Sign off on my separation paperwork with Human Resources.Take part in line-up for the last time with my coworkers and pretend I’m sad to be leaving.Work sauté for the last time, break my station down for the last time, clean the coolers for the last time, clock out for the LAST TIME. Drop my name tag and I.D. off in the mail slot of the HR dept. Have a few drinks with my coworkers. Go home, pack for my trip to Jamaica. Try to get a few hours’ sleep.

There are no Flights to Egypt.

 I’m slouched in a chair at the airport terminal and some part of me absently notices that the monitor has no flights listed for Egypt. The world is avidly watching the chaos and turmoil as Egypt struggles for democracy. I’m quietly boarding a plane to Montego Bay, Jamaica. Personal problems pale in comparison to the struggle of millions fighting for freedom in Egypt. It is a humbling thought. As individuals, we are miniscule in the grander scheme of things.  And here I sit, a world away, in the relative safety of an airport as history unfolds in real time, televised blow by blow, one nation’s plight, broadcast around the world, on TV screens, computers and smart phones. I’m passionate about cooking, but the events unfolding, embodies passion so visceral, it burns. True passion, is not constrained by words, but manifests itself in our deeds and actions.
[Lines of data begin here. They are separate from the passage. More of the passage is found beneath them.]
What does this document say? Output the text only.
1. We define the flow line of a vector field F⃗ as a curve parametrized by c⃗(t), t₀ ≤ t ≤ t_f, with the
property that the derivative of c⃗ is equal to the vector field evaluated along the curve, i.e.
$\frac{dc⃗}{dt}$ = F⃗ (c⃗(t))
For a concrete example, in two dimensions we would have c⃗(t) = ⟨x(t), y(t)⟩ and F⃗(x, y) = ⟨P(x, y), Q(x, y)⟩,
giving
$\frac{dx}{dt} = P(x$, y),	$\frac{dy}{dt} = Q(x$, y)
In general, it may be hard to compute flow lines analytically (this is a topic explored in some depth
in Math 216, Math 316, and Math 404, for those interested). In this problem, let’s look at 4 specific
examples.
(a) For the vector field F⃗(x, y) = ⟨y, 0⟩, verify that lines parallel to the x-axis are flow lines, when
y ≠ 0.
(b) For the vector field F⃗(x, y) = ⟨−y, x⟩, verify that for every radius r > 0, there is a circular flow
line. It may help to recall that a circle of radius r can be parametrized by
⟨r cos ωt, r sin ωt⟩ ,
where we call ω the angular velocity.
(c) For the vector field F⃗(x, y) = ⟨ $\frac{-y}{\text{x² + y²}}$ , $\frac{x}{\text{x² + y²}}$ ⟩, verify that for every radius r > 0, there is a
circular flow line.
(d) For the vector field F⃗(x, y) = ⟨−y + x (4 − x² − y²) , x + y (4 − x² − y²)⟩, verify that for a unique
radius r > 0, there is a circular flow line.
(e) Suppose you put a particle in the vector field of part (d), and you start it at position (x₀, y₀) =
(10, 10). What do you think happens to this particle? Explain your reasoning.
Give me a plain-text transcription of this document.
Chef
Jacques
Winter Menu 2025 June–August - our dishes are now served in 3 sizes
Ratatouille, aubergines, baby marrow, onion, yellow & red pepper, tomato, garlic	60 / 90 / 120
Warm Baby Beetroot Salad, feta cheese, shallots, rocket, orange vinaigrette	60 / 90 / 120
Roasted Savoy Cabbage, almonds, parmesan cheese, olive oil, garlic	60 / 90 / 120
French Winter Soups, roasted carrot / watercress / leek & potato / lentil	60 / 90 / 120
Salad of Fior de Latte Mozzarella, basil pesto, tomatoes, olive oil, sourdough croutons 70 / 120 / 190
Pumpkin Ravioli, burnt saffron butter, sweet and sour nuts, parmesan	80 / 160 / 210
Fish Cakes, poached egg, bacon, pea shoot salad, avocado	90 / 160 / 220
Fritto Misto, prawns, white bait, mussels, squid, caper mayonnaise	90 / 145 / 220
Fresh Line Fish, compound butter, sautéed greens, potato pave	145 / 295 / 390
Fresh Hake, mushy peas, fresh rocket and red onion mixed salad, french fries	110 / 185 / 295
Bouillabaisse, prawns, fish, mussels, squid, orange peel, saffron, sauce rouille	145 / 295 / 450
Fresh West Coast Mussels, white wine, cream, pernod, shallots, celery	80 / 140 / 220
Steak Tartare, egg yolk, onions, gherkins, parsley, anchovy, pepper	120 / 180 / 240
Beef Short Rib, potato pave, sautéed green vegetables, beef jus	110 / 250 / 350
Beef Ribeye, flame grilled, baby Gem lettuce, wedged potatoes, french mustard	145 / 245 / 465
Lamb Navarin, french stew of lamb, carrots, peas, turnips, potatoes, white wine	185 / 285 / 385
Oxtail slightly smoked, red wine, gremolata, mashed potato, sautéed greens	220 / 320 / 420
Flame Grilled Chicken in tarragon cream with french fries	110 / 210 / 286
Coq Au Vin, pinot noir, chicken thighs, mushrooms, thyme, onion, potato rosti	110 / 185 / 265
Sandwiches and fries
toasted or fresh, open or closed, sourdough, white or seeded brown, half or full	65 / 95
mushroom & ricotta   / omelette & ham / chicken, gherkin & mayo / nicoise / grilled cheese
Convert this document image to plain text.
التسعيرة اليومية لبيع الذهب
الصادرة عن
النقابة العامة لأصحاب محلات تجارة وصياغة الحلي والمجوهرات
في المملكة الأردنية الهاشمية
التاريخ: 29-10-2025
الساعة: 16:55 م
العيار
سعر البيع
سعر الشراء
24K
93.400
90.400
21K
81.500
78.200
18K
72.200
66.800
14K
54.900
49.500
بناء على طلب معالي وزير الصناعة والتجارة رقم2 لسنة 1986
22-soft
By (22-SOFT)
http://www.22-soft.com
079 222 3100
It influences our approach to life; from cooking, to beliefs and values, even our very sense of purpose.

The German philosopher Immanuel Kant states that:

 “Freedom is independence of the compulsory will of another, and in so far as it tends to exist with the freedom of all according to a universal law, it is the one sole original inborn right belonging to every man in virtue of his humanity.”

 I hope, as the day dawns and the sun rises, so shall Egyptians become free and democratic citizens of the Middle East.

Where your final destination is the airport.

 

 

 

 

 

1. – to eat here, buy a plane ticket

2. Check in at the airline counter

3. Go through the security checkpoints. Remove all metal objects; take your shoes off, belt, sweater, and hat.

4. Ride the bullet train to concourse E

5. Take the escalator upstairs and turn left!!!